Levende en levenloze natuur
Het vermogen om onderscheid te maken tussen levende en niet-levende natuur wordt overwogenhet moeilijkst in de loop van de natuurlijke geschiedenis in de jeugdklassen. Inderdaad, het is moeilijk voor een kind om te begrijpen waarom een object dat niet beweegt en niet ademt moet worden toegeschreven aan de natuur. Om dit uit te leggen is het onwaarschijnlijk dat het een droge definitie uit het tekstboek helpt, dus moeten leraren hun toevlucht nemen tot andere methoden en voorbeelden van deze concepten uit het leven geven.
Wat is de natuur?
Om te beginnen moeten kinderen in groep 2 worden uitgelegd,wat is de natuur in principe.
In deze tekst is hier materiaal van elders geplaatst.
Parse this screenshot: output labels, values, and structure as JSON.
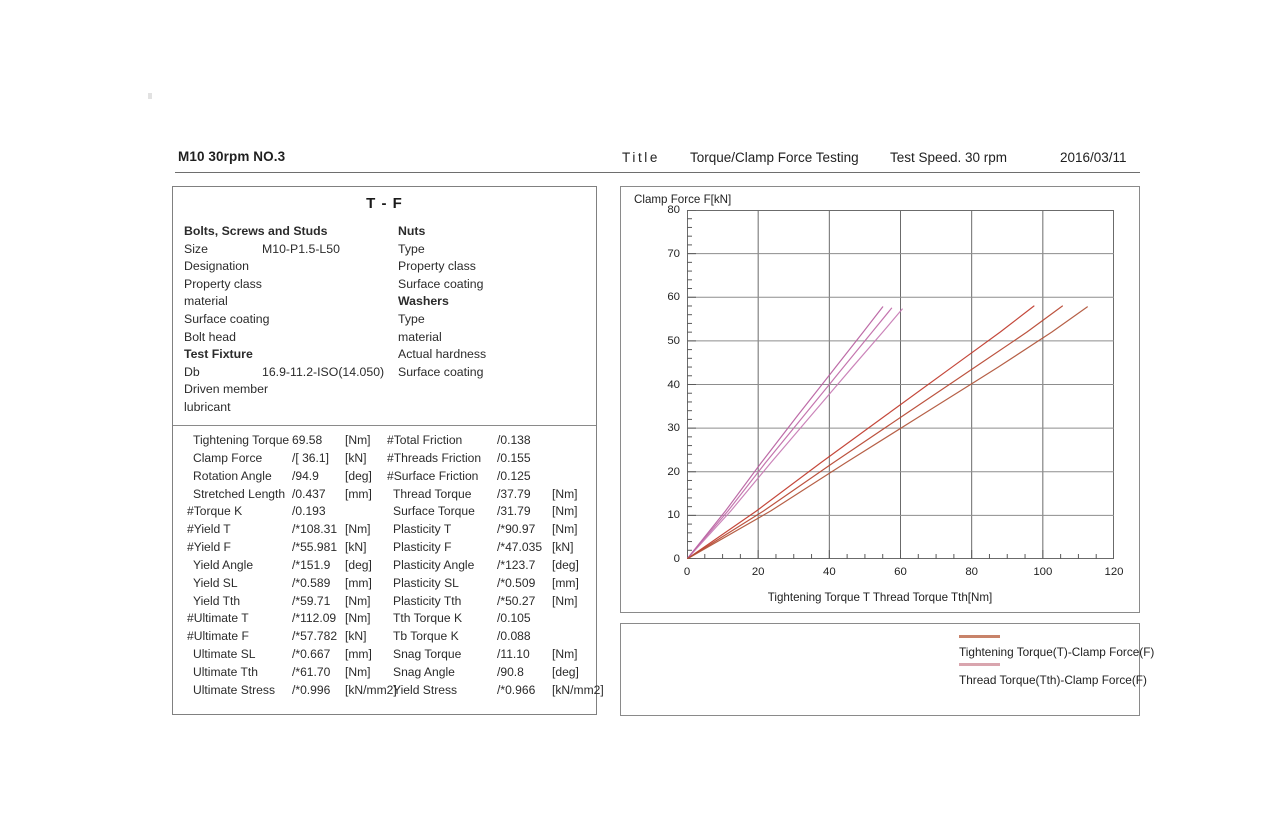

Volgens de definitie zijn dit allemaal objecten en levende wezens van de omringende wereld die niet door de handen van de mens werden gecreëerd. Hier kun je dieren, insecten en zelfs zand op het strand en de lucht rondom ons opnemen.
Maar objecten van levende natuur kunnen niet bestaanzonder levenloos. In feite is dit voor hen de habitat. Vissen (levend) leven bijvoorbeeld in water (levenloos). Als er geen vijver was, zou de vis niet kunnen bestaan.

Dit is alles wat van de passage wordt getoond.